For Toby Lewis, chief-executive of the hospital trust, this is a once-in-a-generation opportunity to improve the local area while shifting the trust’s work upstream towards prevention, fulfilling Nye Bevan’s vision of the NHS.
“We’re past the point of debating whose job it is to prevent poor diets, tackle alcohol misuse and raise skills levels. It’s everyone’s job,” Lewis says. “We are building an institution that is deeply rooted in its community, and which takes responsibility for that.”

For two years – before even a brick of the hospital was laid – regeneration consultant Conrad Parke has been employed by Sandwell Council to shift the hospital’s processes towards the local area, starting with the food that will be served to patients. Curries sourced from Newcastle are out; halal dishes cooked by local businesses are in. Parke says the potential for the hospital to play a transformative role is huge.
While philanthropists such as the Cadbury brothers worked alongside citizens and communities to enable and improve them, recent attempts at regeneration have focused more heavily on “doing things” to places – and have been described as contributing to the area’s lethargy and passivity.
“It’s about a public sector taking ownership and being proactive in an area, rather than building a hospital and then walking away,” says Parke.

As well as providing locally sourced meals, the hospital will boost local employment and manufacturing: the trust has made a commitment to spend 2% of the new hospital’s annual budget with local suppliers, adding £5-8m to the local economy. Carillion has a target of 70% local employment and aims to source 80% of construction materials locally; all of the hospital’s balustrades are being manufactured within Birmingham and the Black Country, and the metalwork architect is based 600 yards from the hospital site.

Once open, the hospital will be a hub for the wider community: shop spaces will be reserved for local traders and wall space for local artists; outside, the large green space will cater for sports and growing vegetables. Engagement with school children around diet, health and potential career paths within the hospital is planned; in another trust hospital, meanwhile, empty properties have been turned into flats for homeless young people.
While embedded benevolent employers have a long history in the UK, inspiration for the 21st-century model of “anchor institutions” is to be found more recently in the US.
The Evergreen Cooperative Initiative in Cleveland, Ohio has revived a deprived community by localising the supply chain of the city’s hospital, and creating co-operative businesses to feed into it – from a laundry service to an energy company.
In the UK, the Preston model has seen local institutions, including the council, police force and two further education colleges, working together on community wealth-building strategies – directing more of their spending towards local businesses and helping cooperative solutions get off the ground.

While the building of the Midland Met is already attracting funding and investment into the local area, in nearby Birmingham, the council is working with the Barrow Cadbury Trust to assess at city level how large local organisations could use their assets, budgets and employment strategies to improve the prosperity of the broader population.

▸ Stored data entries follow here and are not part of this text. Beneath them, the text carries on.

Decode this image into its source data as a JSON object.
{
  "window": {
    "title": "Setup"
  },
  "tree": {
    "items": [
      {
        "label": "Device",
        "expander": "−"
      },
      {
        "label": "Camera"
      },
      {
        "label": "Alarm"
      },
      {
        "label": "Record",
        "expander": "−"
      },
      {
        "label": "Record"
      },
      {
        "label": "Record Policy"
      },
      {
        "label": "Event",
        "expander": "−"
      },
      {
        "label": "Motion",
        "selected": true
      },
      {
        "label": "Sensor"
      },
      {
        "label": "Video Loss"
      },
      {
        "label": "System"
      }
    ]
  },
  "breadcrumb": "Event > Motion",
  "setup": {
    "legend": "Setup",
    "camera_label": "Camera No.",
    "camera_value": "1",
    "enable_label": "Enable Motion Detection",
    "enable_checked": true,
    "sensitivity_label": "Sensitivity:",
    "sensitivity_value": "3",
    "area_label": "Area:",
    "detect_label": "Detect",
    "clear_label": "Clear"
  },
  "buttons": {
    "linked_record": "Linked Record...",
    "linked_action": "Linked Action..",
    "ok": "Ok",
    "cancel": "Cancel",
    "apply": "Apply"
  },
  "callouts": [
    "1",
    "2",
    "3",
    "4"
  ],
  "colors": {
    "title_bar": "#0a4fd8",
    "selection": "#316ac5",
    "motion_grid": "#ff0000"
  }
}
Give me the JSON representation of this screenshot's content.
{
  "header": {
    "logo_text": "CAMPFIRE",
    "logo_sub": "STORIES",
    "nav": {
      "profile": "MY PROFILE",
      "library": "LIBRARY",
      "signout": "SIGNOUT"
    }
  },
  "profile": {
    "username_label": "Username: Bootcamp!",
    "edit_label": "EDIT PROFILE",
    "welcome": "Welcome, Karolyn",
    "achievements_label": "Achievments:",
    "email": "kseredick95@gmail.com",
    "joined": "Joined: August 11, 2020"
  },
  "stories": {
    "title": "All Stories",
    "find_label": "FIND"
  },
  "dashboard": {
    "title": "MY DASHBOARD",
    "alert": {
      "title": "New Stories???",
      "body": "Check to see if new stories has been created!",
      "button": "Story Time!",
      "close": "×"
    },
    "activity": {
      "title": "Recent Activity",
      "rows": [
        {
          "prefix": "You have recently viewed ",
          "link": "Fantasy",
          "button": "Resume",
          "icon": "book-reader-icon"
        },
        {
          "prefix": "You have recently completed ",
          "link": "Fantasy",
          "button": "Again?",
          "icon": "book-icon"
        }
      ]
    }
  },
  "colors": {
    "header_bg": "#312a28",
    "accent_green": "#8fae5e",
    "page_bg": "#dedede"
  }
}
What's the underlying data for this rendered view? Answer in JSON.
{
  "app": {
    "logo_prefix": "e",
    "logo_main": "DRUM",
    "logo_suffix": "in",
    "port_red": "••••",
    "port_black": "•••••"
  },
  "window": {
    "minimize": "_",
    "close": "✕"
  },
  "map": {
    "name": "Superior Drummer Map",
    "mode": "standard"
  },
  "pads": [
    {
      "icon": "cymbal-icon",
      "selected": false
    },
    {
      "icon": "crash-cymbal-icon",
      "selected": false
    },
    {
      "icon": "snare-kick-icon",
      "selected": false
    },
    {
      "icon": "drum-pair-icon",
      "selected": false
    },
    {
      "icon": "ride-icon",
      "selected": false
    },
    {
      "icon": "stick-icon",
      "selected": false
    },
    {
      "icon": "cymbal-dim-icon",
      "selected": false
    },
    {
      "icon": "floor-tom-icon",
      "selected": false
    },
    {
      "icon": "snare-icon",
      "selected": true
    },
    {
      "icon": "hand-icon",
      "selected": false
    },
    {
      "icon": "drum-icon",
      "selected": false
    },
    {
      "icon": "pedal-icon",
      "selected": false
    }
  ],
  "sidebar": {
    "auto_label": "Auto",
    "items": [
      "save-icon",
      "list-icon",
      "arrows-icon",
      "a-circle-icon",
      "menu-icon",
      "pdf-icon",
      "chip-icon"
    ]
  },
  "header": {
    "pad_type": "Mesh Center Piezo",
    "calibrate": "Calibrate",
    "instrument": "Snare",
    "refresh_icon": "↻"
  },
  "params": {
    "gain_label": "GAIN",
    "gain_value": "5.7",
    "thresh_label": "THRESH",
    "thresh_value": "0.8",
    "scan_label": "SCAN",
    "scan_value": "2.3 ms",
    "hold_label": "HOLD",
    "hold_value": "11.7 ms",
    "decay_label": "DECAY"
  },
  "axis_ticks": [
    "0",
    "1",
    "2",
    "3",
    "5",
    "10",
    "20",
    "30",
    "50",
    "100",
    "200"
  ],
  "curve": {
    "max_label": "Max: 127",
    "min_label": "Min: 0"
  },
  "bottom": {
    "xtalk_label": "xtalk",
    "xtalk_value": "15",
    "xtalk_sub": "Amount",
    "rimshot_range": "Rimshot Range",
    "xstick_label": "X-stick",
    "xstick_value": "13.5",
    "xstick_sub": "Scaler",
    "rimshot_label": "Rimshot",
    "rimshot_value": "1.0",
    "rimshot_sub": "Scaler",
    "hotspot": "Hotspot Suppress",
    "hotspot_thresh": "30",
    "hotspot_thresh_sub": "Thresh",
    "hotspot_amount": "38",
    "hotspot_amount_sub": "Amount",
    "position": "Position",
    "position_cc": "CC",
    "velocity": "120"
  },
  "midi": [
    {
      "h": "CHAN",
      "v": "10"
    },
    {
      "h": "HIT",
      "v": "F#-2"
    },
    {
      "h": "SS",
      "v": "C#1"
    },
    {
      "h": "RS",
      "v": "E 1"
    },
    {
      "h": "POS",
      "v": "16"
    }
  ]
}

“Cities need to understand and harness the potential of their existing wealth,” says Matthew Jackson, deputy chief-executive of the Centre for Local Economic Strategies, who helped create the Preston model and is now running the Birmingham project. “All cities have organisations in the public, commercial and social sectors which employ a lot of people, spend a lot of money through purchasing goods and services, and are rooted in that city and therefore unlikely to leave.”
The Midland Met will open its doors in less than 700 days, and is hoping to break the record for the fastest construction of a UK hospital. It will also perhaps be the first hospital whose success will be measured not only on how well it treats its patients, but how far it transforms the area that those patients call home.
For Roger Aston, a local who is co-writing a 3,000-year history of Smethwick, a change in the area’s economic fortunes cannot come quickly enough. “We’ve always had a good work ethic here and weren’t allowed to be idle,” he says. “Let’s hope this hospital lifts the area, as we’ve lost our spirit.”